In this thesis, investigations are done on the use of UAVs to support IoT devices on the ground in time critical applications. Due to advancements in aerial and sensor technology, a team of UAVs can be used to bring about a collaborative effort in supporting IoT devices due to their flexibility and versatility. However, both UAVs and ground IoT devices have limited energy resources since they are powered by battery and as a result, there exists a need to effectively manage their operation. The first part of the investigation involves the use of UAVs to provide aerial services such as video or image data to get more information about the situation on the ground. A multi-parameter encoded model based on a multi-objective optimization algorithm is developed to generate a set of 3D waypoints for each UAV to visit within an expected time frame using variable speeds to maximize service provision without violating any mission constraints and also minimizes the total energy consumed and response time by the UAV team.
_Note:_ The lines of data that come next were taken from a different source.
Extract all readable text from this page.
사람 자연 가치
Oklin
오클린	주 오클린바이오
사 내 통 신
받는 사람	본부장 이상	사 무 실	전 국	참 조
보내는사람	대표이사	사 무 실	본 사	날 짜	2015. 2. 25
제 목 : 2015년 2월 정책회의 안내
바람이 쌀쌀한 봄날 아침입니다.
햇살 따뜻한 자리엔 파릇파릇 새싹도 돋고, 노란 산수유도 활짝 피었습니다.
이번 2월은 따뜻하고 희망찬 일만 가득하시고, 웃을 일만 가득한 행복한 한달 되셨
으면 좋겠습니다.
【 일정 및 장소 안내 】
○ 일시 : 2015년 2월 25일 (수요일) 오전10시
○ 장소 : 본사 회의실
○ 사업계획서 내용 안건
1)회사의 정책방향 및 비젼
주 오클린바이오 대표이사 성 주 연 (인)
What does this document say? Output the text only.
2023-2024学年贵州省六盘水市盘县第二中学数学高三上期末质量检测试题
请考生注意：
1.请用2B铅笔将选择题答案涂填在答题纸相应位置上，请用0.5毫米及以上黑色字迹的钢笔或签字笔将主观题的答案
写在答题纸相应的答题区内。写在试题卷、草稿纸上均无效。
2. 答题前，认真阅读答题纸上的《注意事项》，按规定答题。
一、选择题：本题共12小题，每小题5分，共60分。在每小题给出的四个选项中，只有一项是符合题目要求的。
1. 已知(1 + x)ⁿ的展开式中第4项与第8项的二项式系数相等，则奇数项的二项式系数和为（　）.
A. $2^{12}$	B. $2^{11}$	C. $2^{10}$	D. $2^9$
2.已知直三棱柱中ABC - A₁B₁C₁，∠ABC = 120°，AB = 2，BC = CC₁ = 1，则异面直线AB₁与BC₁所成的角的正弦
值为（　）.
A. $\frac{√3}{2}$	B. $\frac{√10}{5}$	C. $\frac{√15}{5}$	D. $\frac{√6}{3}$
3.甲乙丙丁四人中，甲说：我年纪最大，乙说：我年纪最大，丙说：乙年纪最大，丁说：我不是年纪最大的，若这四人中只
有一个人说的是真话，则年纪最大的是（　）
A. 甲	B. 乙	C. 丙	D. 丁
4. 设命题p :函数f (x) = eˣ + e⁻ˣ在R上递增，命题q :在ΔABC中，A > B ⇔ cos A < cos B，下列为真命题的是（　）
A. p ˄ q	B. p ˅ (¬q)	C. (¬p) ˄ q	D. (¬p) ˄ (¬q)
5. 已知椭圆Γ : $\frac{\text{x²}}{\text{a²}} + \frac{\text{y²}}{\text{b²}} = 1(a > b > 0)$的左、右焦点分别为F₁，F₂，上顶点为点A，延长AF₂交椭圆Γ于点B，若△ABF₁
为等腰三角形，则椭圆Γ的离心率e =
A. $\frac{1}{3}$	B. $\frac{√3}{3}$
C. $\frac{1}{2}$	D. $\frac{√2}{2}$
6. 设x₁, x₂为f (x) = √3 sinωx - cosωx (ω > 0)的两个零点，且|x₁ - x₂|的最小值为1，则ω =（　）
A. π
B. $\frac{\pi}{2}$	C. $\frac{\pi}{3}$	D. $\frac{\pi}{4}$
The proposed model is able to give solutions that improve the energy consumption by 8%. The second part of the investigation involves the use of UAVs as aerial base stations to collect data from IoT devices in the absence of critical communication infrastructure. Another model employing an improved hybrid multi-objective optimization algorithm, is developed to jointly determine the UAV-IoT device association, UAV locations, UAV speeds and hovering durations and the transmit power used by the IoT devices when sending data. The aim is to minimize the energy consumption of both the UAVs and IoT devices as well as maximize the data collected by UAVs. An improvement of 12% is seen in the amount of data collected when compared to similar approaches.